相手の女の子はと言えば、大きな瞳をさらに大きく広げ、俺を見つめていた。
【…とりあえず、手、離そうか。】
すると女の子は、あ。すいません。なんて言ってパッと手を離した。
俺は、わざとらしく溜め息を一つ吐いた。
どうして俺が溜め息を吐いたのか分からなかったらしく、きょとんと俺を見つめていた。
【…そんなに見られても困る。っていうか、プライベートまで追い掛けてこないで。】
しかし、その言葉を合図に、女の子の顔はみるみる不機嫌になっていった。
……なんなんだよ、。扱いづらい。
【…何、なんか言いたいことあるの?】
『……、によー……、』
【っは?、】
『…何よ、バカじゃないの?何で私が用もないのにアンタなんかに声掛けんの。

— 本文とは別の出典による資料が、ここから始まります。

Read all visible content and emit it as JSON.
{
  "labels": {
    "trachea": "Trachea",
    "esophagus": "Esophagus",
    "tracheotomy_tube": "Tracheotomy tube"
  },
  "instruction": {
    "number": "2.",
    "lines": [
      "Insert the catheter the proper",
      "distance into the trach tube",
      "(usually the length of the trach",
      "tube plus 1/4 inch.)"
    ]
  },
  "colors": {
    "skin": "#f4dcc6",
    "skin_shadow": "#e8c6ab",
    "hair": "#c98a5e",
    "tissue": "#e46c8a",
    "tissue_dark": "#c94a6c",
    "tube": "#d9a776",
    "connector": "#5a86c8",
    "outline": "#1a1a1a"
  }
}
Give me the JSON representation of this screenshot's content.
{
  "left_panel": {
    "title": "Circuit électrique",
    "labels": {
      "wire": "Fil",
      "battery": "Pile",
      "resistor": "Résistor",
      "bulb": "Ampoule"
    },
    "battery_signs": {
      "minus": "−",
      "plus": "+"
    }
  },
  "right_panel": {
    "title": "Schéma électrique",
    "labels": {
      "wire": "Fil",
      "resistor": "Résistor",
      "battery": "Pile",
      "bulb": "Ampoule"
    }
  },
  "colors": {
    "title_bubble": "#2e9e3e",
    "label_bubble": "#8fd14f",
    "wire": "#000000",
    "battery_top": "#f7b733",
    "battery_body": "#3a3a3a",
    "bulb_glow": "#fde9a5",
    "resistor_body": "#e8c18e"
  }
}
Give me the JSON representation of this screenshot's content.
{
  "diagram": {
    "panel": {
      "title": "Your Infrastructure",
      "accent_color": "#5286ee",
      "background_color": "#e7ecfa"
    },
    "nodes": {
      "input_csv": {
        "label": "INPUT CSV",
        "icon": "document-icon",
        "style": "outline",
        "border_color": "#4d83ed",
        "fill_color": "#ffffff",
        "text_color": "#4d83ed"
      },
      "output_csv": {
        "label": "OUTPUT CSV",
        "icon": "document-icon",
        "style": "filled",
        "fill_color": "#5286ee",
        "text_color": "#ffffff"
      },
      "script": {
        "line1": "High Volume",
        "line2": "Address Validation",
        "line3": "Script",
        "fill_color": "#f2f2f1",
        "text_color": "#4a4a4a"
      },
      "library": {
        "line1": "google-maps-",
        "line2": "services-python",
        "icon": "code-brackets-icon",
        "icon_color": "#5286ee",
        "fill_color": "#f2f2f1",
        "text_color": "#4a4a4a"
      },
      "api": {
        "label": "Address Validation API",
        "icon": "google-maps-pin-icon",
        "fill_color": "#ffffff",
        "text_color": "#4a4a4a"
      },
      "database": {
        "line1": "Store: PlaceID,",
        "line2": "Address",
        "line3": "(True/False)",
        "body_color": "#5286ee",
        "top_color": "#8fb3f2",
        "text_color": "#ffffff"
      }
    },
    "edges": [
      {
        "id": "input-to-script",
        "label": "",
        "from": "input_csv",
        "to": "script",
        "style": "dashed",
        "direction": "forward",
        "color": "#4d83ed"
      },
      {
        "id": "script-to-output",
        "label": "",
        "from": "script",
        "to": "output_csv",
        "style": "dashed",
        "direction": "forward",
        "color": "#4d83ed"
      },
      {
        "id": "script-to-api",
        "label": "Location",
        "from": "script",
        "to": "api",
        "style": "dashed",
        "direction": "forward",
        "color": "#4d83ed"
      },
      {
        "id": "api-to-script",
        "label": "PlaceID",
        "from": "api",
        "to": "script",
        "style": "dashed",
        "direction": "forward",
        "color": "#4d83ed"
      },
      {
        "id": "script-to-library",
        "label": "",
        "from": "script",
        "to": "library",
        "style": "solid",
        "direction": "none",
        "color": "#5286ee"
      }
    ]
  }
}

自惚れんな、。』
【んなっ、】
今度は、俺が溜め息を吐かれる番だった。
『あ~、無駄な時間過ごした。こんな物拾わなきゃよかった。』
【………は、?】
『…今度から気を付けなね、』
彼女の手から俺へ放られたのは、どこからどう見ても俺の財布で。
【これ……】
今の事態を理解すればするほど俺の血の気がさぁぁぁっと引いた。
『そこの曲がり角で落としたよ、。』
【あ…。…ありがt『なのに罵声で返されるとはね~。やってらんない。』
【ごめん…。てっきり、しつこいファンの子かと思って……、】
『…私もちょっと言い過ぎた、……』
【さっきの“自惚れんな。”はけっこう効いた、。】
『そこは事実だから問題なし。』
【……………。】
______.....
これが、凜と俺の出会い。
______.....
【ふは、】
『…何、急に笑い出して気持ち悪い。』
【いや、凜と俺が初めて会った日のこと思い出してた。】
『…………。』
【あれから、もう2年が経つんだなぁって。】
『…だね、。あの時は、一発ぶん殴ってやろうかと思った。』
【……………。】
出会いは唐突に。
きっと運命だったんだね、俺達。